Libreville –
Lo conoscono tutti come Tata-yo, ma il suo vero nome è Hugues Obiang Poitevin.
Un po’ antropologo, un po’ sciamano, a vederlo sembra il fratello gemello di
Keith Richard, il dinoccolato chitarrista dei Rolling Stones che in vacanza
precipita dalle palme, ma il suo accento nasale è fuor di dubbio francese.
Rotolato nelle umide foreste del Gabon sul finire degli anni ’70, è il primo
viaggiatore occidentale che ha dischiuso alla pianta sacra dei Pigmei gli
orizzonti di un business farmaceutico dai risvolti sempre meno underground: organizzando spedizioni fra
le più remote tribù dell’Africa equatoriale, ma promuovendone anche usi e
costumi attraverso l’associazione culturale da lui fondata (www.ebando.org), oggi Tata-yo è un punto di riferimento anche e soprattutto per
gli health travellers. Turisti all’ultima
spiaggia che, ormai a decine, arrivano ogni anno in Gabon attratti dalle
misteriose virtù di un arbusto magnoliopside stracolmo di alcaloidi.
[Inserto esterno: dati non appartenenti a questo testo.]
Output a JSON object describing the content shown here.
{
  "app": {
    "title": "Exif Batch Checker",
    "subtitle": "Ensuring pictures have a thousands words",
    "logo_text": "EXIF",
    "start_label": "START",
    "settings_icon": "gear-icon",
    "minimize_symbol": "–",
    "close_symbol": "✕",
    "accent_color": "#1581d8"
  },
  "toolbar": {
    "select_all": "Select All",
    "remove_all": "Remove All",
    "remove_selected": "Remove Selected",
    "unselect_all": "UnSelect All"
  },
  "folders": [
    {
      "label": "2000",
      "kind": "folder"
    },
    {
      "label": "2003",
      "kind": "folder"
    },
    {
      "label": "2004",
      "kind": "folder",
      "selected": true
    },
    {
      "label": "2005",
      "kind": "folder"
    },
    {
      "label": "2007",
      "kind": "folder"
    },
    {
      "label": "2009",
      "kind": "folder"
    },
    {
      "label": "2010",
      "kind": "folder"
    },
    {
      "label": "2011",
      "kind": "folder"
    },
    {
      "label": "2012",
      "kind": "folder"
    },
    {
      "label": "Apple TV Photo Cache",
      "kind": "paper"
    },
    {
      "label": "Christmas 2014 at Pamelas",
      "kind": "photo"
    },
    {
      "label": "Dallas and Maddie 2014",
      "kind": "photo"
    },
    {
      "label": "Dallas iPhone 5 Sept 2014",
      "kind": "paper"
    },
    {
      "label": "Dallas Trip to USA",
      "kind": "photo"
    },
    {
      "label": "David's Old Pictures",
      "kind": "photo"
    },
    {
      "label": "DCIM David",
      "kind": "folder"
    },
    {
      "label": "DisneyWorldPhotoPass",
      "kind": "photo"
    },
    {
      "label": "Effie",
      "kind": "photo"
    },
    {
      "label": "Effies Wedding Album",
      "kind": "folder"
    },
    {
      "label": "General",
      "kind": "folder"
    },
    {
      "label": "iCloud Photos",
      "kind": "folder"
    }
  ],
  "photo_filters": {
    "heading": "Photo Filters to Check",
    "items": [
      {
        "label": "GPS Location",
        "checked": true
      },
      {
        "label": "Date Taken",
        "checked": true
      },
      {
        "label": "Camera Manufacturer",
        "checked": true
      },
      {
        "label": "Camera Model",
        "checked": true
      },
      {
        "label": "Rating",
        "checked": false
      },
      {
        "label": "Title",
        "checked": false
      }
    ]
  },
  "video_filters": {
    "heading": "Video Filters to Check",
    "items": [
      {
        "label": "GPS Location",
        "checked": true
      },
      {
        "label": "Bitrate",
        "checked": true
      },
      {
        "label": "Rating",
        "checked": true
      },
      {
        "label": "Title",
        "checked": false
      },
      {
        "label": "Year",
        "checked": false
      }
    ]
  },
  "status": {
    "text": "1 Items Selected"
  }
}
(Per consultare la versione dell'articolo sintetizzata sul quotidiano Lettera43,
Farsi
iniziare alla Tabernanthe Iboga
rappresenta infatti un’eccezionale opportunità per disintossicarsi da qualunque
dipendenza. I risultati sono sbalorditivi: basta ingoiare dai 300 ai 400 grammi
di scorza di radice e, in circa 24 ore, i peggiori incubi svaniscono per sempre.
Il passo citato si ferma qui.